A mother and child from Brazil waits to be processed by US Border Patrol, June 2021 (AP)
The Biden Administration orders the fast-track removal of migrant families whom officials rule do not qualify for asylum after an initial screening.
The Department of Homeland Security said in a statement, “Expedited removal provides a lawful, more accelerated procedure to remove those family units who do not have a basis under U.S. law to be in the United States.”
The Administration has been using a “Title 42″ emergency order, issued by the Centers for Disease Control and Prevention during the Coronavirus pandemic, for the authority to deport to Mexico migrants who cross the southwest US border without a visa.
However, some Mexican border states are refusing to accept families with young children or those who have traveled from countries outside Central America, such as Brazil, Ecuador, India, and Venezuela.
Thousands of families refused re-entry by Mexico have been processed by the US Border Patrol and released to shelters, required to check in with Immigration and Customs Enforcement or to appear in immigration court for a hearing.

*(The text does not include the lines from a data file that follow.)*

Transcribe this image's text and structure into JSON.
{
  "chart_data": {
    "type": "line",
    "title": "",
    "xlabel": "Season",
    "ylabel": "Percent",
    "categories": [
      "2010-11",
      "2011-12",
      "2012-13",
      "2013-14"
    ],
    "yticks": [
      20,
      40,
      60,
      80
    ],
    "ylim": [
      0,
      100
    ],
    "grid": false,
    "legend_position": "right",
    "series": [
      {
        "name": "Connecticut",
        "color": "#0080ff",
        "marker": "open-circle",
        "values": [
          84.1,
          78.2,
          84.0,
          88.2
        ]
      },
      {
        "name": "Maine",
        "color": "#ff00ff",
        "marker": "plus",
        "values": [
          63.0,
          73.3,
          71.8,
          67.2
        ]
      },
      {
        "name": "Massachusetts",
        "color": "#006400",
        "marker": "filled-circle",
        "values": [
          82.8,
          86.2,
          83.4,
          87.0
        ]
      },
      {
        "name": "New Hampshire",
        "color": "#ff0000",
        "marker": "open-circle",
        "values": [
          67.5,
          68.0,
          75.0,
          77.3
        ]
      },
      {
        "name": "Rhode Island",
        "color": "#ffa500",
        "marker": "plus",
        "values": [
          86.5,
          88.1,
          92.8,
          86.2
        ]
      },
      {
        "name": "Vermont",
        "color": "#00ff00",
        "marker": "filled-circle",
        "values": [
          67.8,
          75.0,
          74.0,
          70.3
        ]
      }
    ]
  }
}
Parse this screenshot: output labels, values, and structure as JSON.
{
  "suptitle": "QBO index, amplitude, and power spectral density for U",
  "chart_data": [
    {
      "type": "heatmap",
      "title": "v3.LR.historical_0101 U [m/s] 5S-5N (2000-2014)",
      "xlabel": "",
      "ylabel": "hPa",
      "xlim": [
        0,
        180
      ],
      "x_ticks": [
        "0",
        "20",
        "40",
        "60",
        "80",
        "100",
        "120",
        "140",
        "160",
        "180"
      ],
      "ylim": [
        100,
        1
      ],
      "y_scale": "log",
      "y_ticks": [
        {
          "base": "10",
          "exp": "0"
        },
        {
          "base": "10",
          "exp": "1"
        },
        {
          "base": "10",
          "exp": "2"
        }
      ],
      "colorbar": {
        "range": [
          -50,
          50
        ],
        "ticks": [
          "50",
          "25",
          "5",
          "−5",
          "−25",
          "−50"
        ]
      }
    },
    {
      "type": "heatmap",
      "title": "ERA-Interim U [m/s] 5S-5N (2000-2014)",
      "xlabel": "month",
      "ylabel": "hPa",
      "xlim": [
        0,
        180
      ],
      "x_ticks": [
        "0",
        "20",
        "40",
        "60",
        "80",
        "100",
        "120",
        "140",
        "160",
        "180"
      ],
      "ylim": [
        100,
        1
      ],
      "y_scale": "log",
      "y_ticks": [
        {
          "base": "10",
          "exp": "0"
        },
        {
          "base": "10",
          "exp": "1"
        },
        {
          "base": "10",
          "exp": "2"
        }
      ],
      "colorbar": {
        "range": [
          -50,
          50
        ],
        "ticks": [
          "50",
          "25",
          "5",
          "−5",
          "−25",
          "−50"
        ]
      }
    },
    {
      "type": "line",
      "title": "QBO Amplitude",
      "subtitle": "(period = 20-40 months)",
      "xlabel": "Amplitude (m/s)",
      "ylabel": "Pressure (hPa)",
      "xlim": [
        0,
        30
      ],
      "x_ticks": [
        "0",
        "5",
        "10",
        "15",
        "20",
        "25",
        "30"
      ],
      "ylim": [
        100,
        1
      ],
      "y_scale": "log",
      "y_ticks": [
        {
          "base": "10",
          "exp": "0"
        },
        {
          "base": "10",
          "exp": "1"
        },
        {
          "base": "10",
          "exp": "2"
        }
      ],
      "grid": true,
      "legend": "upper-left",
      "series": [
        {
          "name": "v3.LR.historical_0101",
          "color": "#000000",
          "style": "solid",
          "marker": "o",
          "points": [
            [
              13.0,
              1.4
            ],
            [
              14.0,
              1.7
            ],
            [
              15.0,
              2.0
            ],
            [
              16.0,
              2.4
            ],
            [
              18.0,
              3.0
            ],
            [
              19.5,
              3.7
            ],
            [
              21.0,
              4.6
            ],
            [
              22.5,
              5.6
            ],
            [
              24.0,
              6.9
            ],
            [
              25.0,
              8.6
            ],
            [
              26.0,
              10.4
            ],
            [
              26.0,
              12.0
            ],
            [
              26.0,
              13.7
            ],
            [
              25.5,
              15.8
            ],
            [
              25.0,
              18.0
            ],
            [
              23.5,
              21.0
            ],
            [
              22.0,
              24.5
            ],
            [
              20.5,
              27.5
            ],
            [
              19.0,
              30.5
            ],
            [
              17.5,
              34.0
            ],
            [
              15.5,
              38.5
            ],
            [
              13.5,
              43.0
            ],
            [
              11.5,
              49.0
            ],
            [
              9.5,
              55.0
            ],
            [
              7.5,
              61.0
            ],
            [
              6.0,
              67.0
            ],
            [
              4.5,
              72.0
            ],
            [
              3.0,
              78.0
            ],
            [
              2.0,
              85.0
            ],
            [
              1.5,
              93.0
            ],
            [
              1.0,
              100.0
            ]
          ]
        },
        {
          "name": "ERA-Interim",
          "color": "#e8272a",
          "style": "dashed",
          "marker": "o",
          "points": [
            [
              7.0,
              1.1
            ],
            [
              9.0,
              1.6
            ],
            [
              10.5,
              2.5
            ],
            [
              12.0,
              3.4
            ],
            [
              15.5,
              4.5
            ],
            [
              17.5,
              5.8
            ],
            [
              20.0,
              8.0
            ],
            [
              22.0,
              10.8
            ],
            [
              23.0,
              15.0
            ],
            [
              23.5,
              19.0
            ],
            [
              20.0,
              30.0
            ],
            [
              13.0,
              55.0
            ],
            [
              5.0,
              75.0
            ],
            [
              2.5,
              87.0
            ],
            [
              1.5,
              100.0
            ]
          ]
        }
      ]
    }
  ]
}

Lee Gelernt, a lawyer at the American Civil Liberties Union, responded to Monday’s announcement, “Jamming desperate families through an expedited asylum process would deny them the most basic due process protections and can hardly be called humane.”
Linda Rivas, the executive director of Las Americas Immigrant Advocacy Center, summarized the disappointment, “The announcement we had been hoping for was about an end to Title 42. This administration continues to seek efficiency over safety and due process for migrant families.”

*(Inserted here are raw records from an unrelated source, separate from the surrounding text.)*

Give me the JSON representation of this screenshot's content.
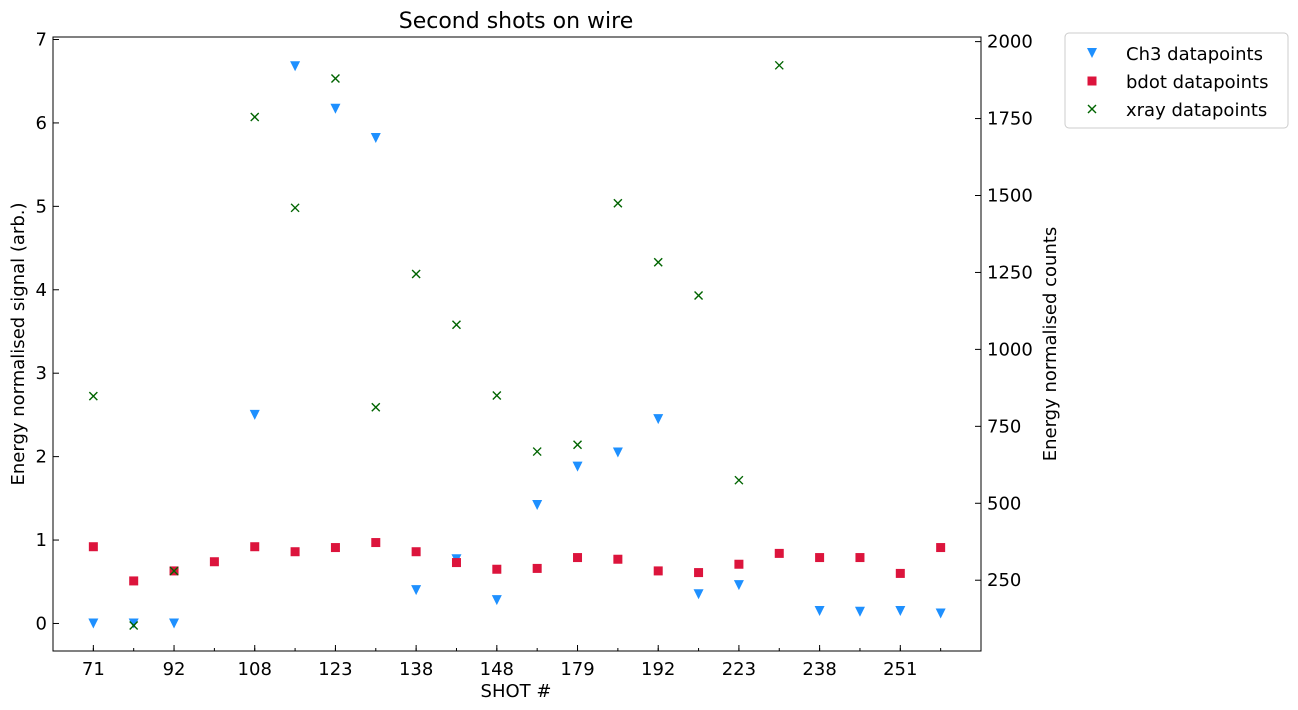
{
  "chart_data": {
    "type": "scatter",
    "title": "Second shots on wire",
    "xlabel": "SHOT #",
    "ylabel": "Energy normalised signal (arb.)",
    "ylabel_right": "Energy normalised counts",
    "x_tick_labels": [
      "71",
      "92",
      "108",
      "123",
      "138",
      "148",
      "179",
      "192",
      "223",
      "238",
      "251"
    ],
    "x_tick_positions": [
      0,
      2,
      4,
      6,
      8,
      10,
      12,
      14,
      16,
      18,
      20
    ],
    "xlim": [
      -1,
      22
    ],
    "ylim": [
      -0.33,
      7.03
    ],
    "yticks": [
      0,
      1,
      2,
      3,
      4,
      5,
      6,
      7
    ],
    "ylim_right": [
      20,
      2015
    ],
    "yticks_right": [
      250,
      500,
      750,
      1000,
      1250,
      1500,
      1750,
      2000
    ],
    "legend_position": "outside-top-right",
    "series": [
      {
        "name": "Ch3 datapoints",
        "axis": "left",
        "marker": "triangle-down",
        "color": "#1e90ff",
        "points": [
          [
            0,
            0.0
          ],
          [
            1,
            0.0
          ],
          [
            2,
            0.0
          ],
          [
            4,
            2.5
          ],
          [
            5,
            6.68
          ],
          [
            6,
            6.17
          ],
          [
            7,
            5.82
          ],
          [
            8,
            0.4
          ],
          [
            9,
            0.77
          ],
          [
            10,
            0.28
          ],
          [
            11,
            1.42
          ],
          [
            12,
            1.88
          ],
          [
            13,
            2.05
          ],
          [
            14,
            2.45
          ],
          [
            15,
            0.35
          ],
          [
            16,
            0.46
          ],
          [
            18,
            0.15
          ],
          [
            19,
            0.14
          ],
          [
            20,
            0.15
          ],
          [
            21,
            0.12
          ]
        ]
      },
      {
        "name": "bdot datapoints",
        "axis": "left",
        "marker": "square",
        "color": "#dc143c",
        "points": [
          [
            0,
            0.92
          ],
          [
            1,
            0.51
          ],
          [
            2,
            0.63
          ],
          [
            3,
            0.74
          ],
          [
            4,
            0.92
          ],
          [
            5,
            0.86
          ],
          [
            6,
            0.91
          ],
          [
            7,
            0.97
          ],
          [
            8,
            0.86
          ],
          [
            9,
            0.73
          ],
          [
            10,
            0.65
          ],
          [
            11,
            0.66
          ],
          [
            12,
            0.79
          ],
          [
            13,
            0.77
          ],
          [
            14,
            0.63
          ],
          [
            15,
            0.61
          ],
          [
            16,
            0.71
          ],
          [
            17,
            0.84
          ],
          [
            18,
            0.79
          ],
          [
            19,
            0.79
          ],
          [
            20,
            0.6
          ],
          [
            21,
            0.91
          ]
        ]
      },
      {
        "name": "xray datapoints",
        "axis": "right",
        "marker": "x",
        "color": "#006400",
        "points": [
          [
            0,
            848
          ],
          [
            1,
            103
          ],
          [
            2,
            280
          ],
          [
            4,
            1755
          ],
          [
            5,
            1460
          ],
          [
            6,
            1880
          ],
          [
            7,
            812
          ],
          [
            8,
            1245
          ],
          [
            9,
            1080
          ],
          [
            10,
            850
          ],
          [
            11,
            668
          ],
          [
            12,
            690
          ],
          [
            13,
            1475
          ],
          [
            14,
            1283
          ],
          [
            15,
            1175
          ],
          [
            16,
            575
          ],
          [
            17,
            1923
          ]
        ]
      }
    ]
  }
}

In June, Border Patrol apprehended 188,800 people, the highest monthly number in more than a decade. There have been one million apprehensions since September 30.
The interceptions included 55,805 family members and 15,253 unaccompanied minors in June, up from 44,639 and 14,158 in May. About 14% of the families were expelled under the Coronavirus order.

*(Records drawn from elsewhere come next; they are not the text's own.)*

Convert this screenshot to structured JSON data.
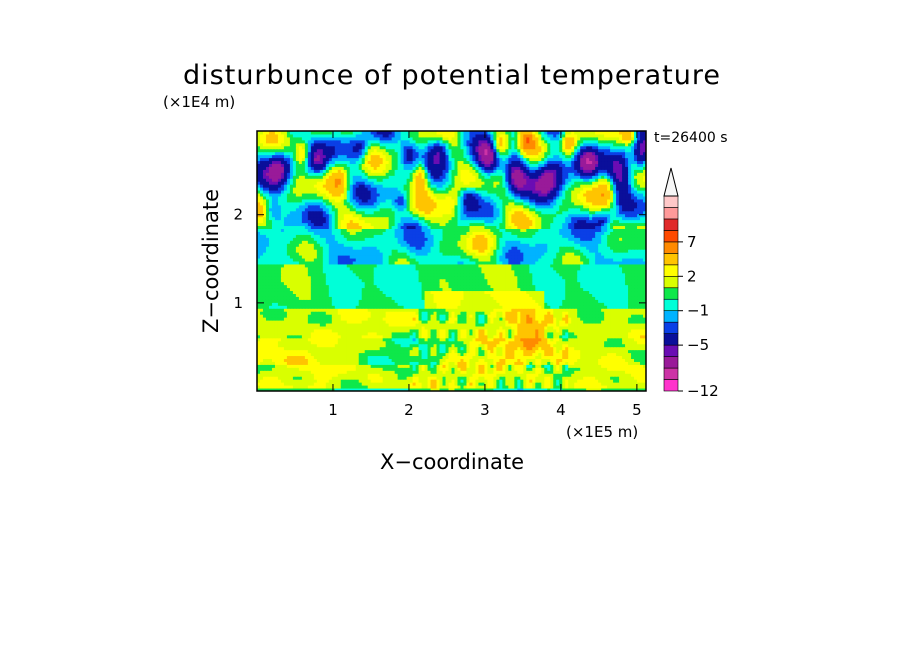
{
  "chart_data": {
    "type": "heatmap",
    "title": "disturbunce of potential temperature",
    "xlabel": "X−coordinate",
    "ylabel": "Z−coordinate",
    "x_unit": "(×1E5 m)",
    "y_unit": "(×1E4 m)",
    "time_label": "t=26400 s",
    "xlim": [
      0,
      5.12
    ],
    "ylim": [
      0,
      2.95
    ],
    "x_ticks": [
      1,
      2,
      3,
      4,
      5
    ],
    "y_ticks": [
      1,
      2
    ],
    "grid": false,
    "colorbar": {
      "placement": "right",
      "extend_top": true,
      "levels": [
        {
          "value": -12,
          "color": "#ff33cc"
        },
        {
          "value": -10,
          "color": "#cc33a6"
        },
        {
          "value": -8,
          "color": "#991a99"
        },
        {
          "value": -6,
          "color": "#6a0db3"
        },
        {
          "value": -5,
          "color": "#0a0f9a"
        },
        {
          "value": -3,
          "color": "#0a3fe6"
        },
        {
          "value": -2,
          "color": "#00b3ff"
        },
        {
          "value": -1,
          "color": "#00ffd8"
        },
        {
          "value": 0,
          "color": "#0ee84a"
        },
        {
          "value": 1,
          "color": "#d9ff00"
        },
        {
          "value": 2,
          "color": "#ffff00"
        },
        {
          "value": 3,
          "color": "#ffc400"
        },
        {
          "value": 5,
          "color": "#ff8a00"
        },
        {
          "value": 7,
          "color": "#ff4a00"
        },
        {
          "value": 8,
          "color": "#e02a2a"
        },
        {
          "value": 9,
          "color": "#ff9a9a"
        },
        {
          "value": 10,
          "color": "#ffc8c8"
        }
      ],
      "labeled_values": [
        7,
        2,
        -1,
        -5,
        -12
      ],
      "label_texts": [
        "7",
        "2",
        "−1",
        "−5",
        "−12"
      ],
      "extend_color": "#f7f7f7"
    }
  }
}
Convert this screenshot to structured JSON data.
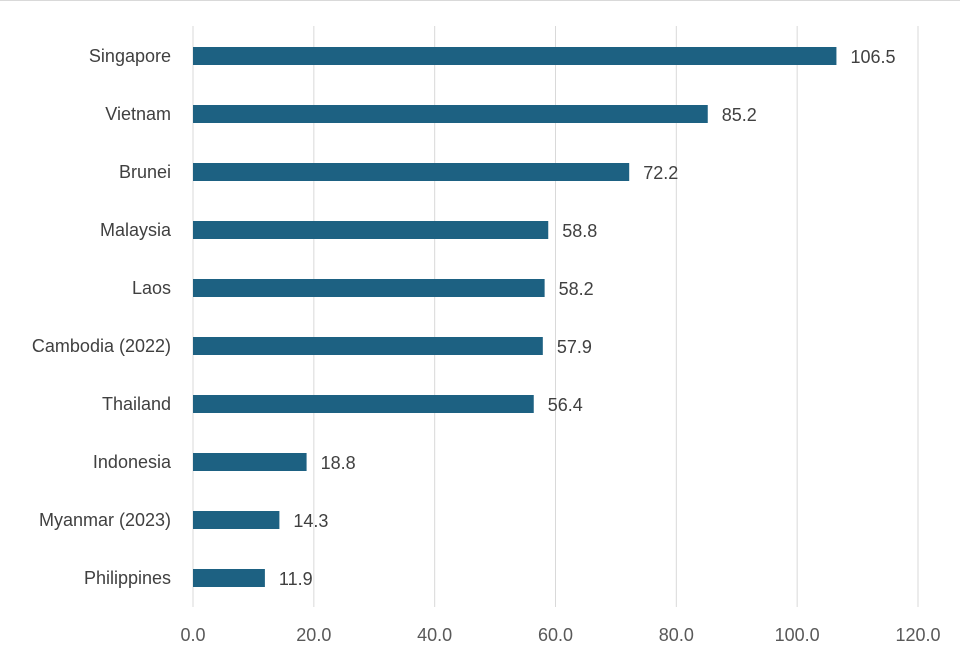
{
  "chart_data": {
    "type": "bar",
    "orientation": "horizontal",
    "title": "",
    "xlabel": "",
    "ylabel": "",
    "categories": [
      "Singapore",
      "Vietnam",
      "Brunei",
      "Malaysia",
      "Laos",
      "Cambodia (2022)",
      "Thailand",
      "Indonesia",
      "Myanmar (2023)",
      "Philippines"
    ],
    "values": [
      106.5,
      85.2,
      72.2,
      58.8,
      58.2,
      57.9,
      56.4,
      18.8,
      14.3,
      11.9
    ],
    "value_labels": [
      "106.5",
      "85.2",
      "72.2",
      "58.8",
      "58.2",
      "57.9",
      "56.4",
      "18.8",
      "14.3",
      "11.9"
    ],
    "xlim": [
      0,
      120
    ],
    "ticks": [
      "0.0",
      "20.0",
      "40.0",
      "60.0",
      "80.0",
      "100.0",
      "120.0"
    ],
    "tick_values": [
      0,
      20,
      40,
      60,
      80,
      100,
      120
    ],
    "grid": "vertical",
    "legend": "none",
    "bar_color": "#1d6182",
    "grid_color": "#d9d9d9"
  }
}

The end of the Trump Administration’s “zero tolerance” policy — emphasizing detention, separation of children from families, and denial of asylum — has contributed to a rise in migration since January.
The Administration has dealt with the influx of unaccompanied minors by moving almost all of them from detention to shelters, but faces issues with capacity.
On June 7, Vice President Kamala Harris tolds Central America’s migrants not to seek entry into the US, while pledging assistance to deal with local conditions.
The Vice President said the US will invest $48 million in entrepreneurship programs, affordable housing, and agricultural businesses, part of a four-year, $4 billion plan for Central America.